Green shoe option reduces post-listing price volatility

By Ashwinee Oturkar, Khaitan & Co

In August 2003, the Securities and Exchange Board of India (SEBI) introduced the concept of green shoe option (GSO) to the Indian capital markets, with a view to arresting short-term volatility in post-listing prices. The SEBI (Issue of Capital and Disclosure Requirements) Regulations, 2009, provide the framework for GSO.

This article discusses the various aspects of the GSO mechanism.

Outline of the concept

Upon listing, the market price of shares may fluctuate substantially, undermining investors’ confidence in a company. GSO is an option whereby equity shares in excess of the equity shares offered in the public issue are allotted as a post-listing stabilizing mechanism. The GSO mechanism can be adopted in initial public offerings and further public offerings by appointing a stabilizing agent which is usually a book running lead manager to the issue.

GSO can be exercised only if specified in the offer document and shares are oversubscribed in the public offering. By this process, shares in excess of the issue size are allotted to investors (over-allotment), as determined at the pricing date by the company the promoters/existing shareholders (lender) and the stabilizing agent.

The stabilizing agent borrows shares from the lender and uses them for over-allotment. The application monies received from investors for over-allotment are deposited into a separate escrow bank account.

Falling market price

If the shares are trading at a price lower than the issue price, the stabilizing agent starts purchasing shares from secondary market, using the money in the separate escrow bank account. At the end of the stabilization period, the shares so purchased are handed over to the lender.

Ashwinee Oturkar Associate Khaitan & Co
Ashwinee Oturkar
Khaitan & Co

In this manner, the stabilizing agent tries to stabilize the falling prices by purchasing shares from the secondary market.
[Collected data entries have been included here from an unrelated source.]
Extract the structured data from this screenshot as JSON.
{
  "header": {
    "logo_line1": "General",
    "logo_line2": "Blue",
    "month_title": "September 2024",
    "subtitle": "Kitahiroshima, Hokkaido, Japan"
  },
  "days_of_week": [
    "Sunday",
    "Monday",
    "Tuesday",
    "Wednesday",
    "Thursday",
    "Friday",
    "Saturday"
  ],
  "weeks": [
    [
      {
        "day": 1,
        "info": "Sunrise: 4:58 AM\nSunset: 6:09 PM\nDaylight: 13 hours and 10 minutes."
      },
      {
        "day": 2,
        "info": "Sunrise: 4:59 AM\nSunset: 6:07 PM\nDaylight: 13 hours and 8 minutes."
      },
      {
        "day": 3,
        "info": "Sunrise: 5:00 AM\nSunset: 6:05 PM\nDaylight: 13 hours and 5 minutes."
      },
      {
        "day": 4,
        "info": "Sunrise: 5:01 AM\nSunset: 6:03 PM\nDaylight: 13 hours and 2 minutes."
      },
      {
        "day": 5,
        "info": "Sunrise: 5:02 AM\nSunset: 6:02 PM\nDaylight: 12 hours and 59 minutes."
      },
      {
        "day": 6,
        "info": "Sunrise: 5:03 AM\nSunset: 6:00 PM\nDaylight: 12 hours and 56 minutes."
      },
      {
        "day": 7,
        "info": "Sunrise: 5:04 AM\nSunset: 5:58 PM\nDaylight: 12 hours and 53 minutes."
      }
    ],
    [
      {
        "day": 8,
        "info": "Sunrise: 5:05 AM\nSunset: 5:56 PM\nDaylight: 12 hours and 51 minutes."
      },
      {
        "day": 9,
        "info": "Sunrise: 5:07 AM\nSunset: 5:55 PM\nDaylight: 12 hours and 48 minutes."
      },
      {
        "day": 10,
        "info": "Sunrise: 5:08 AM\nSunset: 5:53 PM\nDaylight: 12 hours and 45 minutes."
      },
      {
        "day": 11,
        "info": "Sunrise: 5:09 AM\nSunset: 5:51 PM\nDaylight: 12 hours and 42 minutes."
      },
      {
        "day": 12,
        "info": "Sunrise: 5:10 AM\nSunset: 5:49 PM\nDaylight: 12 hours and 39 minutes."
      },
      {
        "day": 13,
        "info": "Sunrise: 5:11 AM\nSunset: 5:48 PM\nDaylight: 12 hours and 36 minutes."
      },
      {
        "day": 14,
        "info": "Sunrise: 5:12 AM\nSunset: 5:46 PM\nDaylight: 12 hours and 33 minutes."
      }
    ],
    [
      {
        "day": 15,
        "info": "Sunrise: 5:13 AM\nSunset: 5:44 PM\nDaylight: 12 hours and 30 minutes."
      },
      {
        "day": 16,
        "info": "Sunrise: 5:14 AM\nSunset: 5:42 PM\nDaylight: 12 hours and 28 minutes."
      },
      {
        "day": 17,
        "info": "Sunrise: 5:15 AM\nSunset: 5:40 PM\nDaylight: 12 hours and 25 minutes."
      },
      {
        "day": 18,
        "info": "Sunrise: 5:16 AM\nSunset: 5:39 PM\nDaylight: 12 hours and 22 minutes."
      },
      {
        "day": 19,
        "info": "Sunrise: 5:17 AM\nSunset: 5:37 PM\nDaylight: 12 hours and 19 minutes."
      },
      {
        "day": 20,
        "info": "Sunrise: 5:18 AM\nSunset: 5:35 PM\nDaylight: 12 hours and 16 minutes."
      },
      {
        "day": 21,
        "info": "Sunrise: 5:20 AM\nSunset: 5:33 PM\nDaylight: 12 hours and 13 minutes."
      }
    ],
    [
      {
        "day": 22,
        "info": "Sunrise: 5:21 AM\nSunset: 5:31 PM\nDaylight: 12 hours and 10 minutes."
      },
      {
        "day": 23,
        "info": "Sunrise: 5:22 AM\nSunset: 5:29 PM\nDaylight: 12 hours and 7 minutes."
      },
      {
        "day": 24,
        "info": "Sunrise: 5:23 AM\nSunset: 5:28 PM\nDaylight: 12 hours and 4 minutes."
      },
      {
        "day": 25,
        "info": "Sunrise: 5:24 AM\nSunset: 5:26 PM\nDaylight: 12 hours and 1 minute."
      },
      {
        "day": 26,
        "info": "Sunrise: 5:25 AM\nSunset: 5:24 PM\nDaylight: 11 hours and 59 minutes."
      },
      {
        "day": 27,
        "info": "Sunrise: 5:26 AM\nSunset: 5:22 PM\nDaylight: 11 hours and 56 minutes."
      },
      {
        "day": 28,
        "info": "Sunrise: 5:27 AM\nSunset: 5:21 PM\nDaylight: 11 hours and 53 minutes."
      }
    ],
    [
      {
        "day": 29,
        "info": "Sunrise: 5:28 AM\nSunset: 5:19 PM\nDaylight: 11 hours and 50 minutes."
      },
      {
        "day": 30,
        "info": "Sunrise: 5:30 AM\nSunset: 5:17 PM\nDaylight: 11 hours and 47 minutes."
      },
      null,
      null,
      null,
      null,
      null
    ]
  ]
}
Ordinarily, when the market prices of newly listed shares fall, the paid-up share capital of the company will not increase after the completion of the price stabilization exercise.

However, on expiry of the stabilization period, if the stabilizing agent is not able to buy shares from the market because the price is higher than the issue price, the company will have to allot shares at the issue price, without complying with provisions of the preferential issue, to the extent of the shortfall to the special account within five days of the closure of the stabilization period. Such shares are returned to the promoters or existing shareholders.

Perspective of stakeholders

The concept of GSO works differently for each stakeholder. For an investor, chances of getting shares in the public issue increase in a case where the green shoe comes into play and shares are over-allotted, and volatility in the price of the shares is reduces post-listing. From the lender’s point of view, the lender helps the company to meet the demand for shares and helps the company maintain investors’ confidence. For the company, risk of volatility in the price of the shares is reduced because investors’ trust in the company is maintained.

Procedural requirements

The company should obtain shareholder authorization to make a GSO, and the company, stabilizing agent and lender should execute a tripartite stabilization agreement. Requisite disclosures pertaining to the GSO should be made in the draft and final offer documents.

A maximum 15% of the issue size may be made available under GSO. The maximum stabilization period is 30 days from the date on which trading permission is given by the recognized stock exchanges concerned.

Any amount left in the special bank account after remittance of monies to the company and deduction of expenses incurred by the stabilizing agent must be transferred to the Investor Protection and Education Fund.

Pros and cons

GSO is available only if a public issue is oversubscribed. In the event of exact or undersubscription, price stabilization through GSO is not available, even if authorized by shareholders.

In the recent past, in many public issues, the post-listing price has declined considerably below the issue price. In such cases, stabilization could have helped bring the secondary market price to the level of the issue price.

However, stabilization through GSO is not possible if a company does not opt for green shoe option or there is no oversubscription in the public issue.

Stabilization under GSO also may not work if the issue price is overvalued. The cap of 15% and window of a one-month stabilization period may not be sufficient for price stabilization of highly overvalued or undervalued shares.

Ashwinee Oturkar is an associate at Khaitan & Co. Khaitan & Co is a full-service law firm with offices in Mumbai, Delhi, Bangalore and Kolkata. Views expressed in the article are those of the author and may not necessarily reflect the views of the firm.